I'm working on FASTA files. FASTA files are used in biology to store sequences.
>sequence1 identifier (a string)
sequence on one or several line (a string)
...
>last sequence identifier (a string)
the sequence on one or several line (a string)
I want to make an iterator that returns a struct while reading the file:
struct fasta_seq {
identifier: String,
sequence: String,
}
In Python, it's easy. This code returns a tuple but the idea is the same
def get_seq_one_by_one(file_):
"""Generator return prompt sequence for each sequence"""
sequence = ''
prompt = ''
for line in file_:
if line.startswith('>'):
if sequence:
yield (prompt, sequence)
sequence = ''
prompt = line.strip()[1:]
else:
sequence += line.strip()
yield (prompt, sequence)
This is convenient and allows me to make clearer code because I can iterate through the file with a simple for loop.
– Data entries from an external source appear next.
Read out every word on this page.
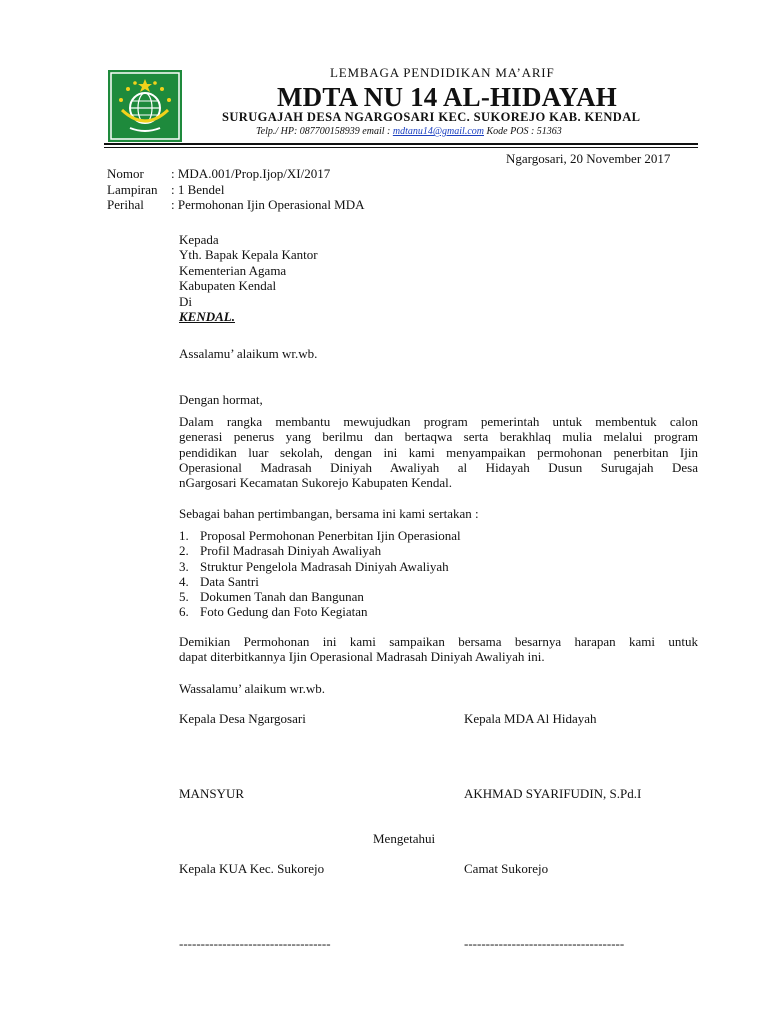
LEMBAGA PENDIDIKAN MA’ARIF
MDTA NU 14 AL-HIDAYAH
SURUGAJAH DESA NGARGOSARI KEC. SUKOREJO KAB. KENDAL
Telp./ HP: 087700158939 email : mdtanu14@gmail.com Kode POS : 51363
Ngargosari, 20 November 2017
Nomor : MDA.001/Prop.Ijop/XI/2017
Lampiran : 1 Bendel
Perihal : Permohonan Ijin Operasional MDA
Kepada
Yth. Bapak Kepala Kantor
Kementerian Agama
Kabupaten Kendal
Di
KENDAL.
Assalamu’ alaikum wr.wb.
Dengan hormat,
Dalam rangka membantu mewujudkan program pemerintah untuk membentuk calon
generasi penerus yang berilmu dan bertaqwa serta berakhlaq mulia melalui program
pendidikan luar sekolah, dengan ini kami menyampaikan permohonan penerbitan Ijin
Operasional Madrasah Diniyah Awaliyah al Hidayah Dusun Surugajah Desa
nGargosari Kecamatan Sukorejo Kabupaten Kendal.
Sebagai bahan pertimbangan, bersama ini kami sertakan :
1. Proposal Permohonan Penerbitan Ijin Operasional
2. Profil Madrasah Diniyah Awaliyah
3. Struktur Pengelola Madrasah Diniyah Awaliyah
4. Data Santri
5. Dokumen Tanah dan Bangunan
6. Foto Gedung dan Foto Kegiatan
Demikian Permohonan ini kami sampaikan bersama besarnya harapan kami untuk
dapat diterbitkannya Ijin Operasional Madrasah Diniyah Awaliyah ini.
Wassalamu’ alaikum wr.wb.
Kepala Desa Ngargosari	Kepala MDA Al Hidayah
MANSYUR	AKHMAD SYARIFUDIN, S.Pd.I
Mengetahui
Kepala KUA Kec. Sukorejo	Camat Sukorejo
-----------------------------------	-------------------------------------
for identifier, sequence in get_seq_one_by_one(open_file):
do
I found similar topics:
If I understand correctly, they know the size of the buffer to read. In my case I don't know it because the identifier and/or sequence length may change.
I have checked and using Rust's yield
seems to not be a great idea, because is described as unstable.
I do not want you to code in my place, I am trying to learn by rewriting a script I have done in Python in Rust. I don't know what to use here to answer my problem.
If you can point out the overall idea how to achieve this goal, it would be really nice. If there is no need for unsafe code it will be even better.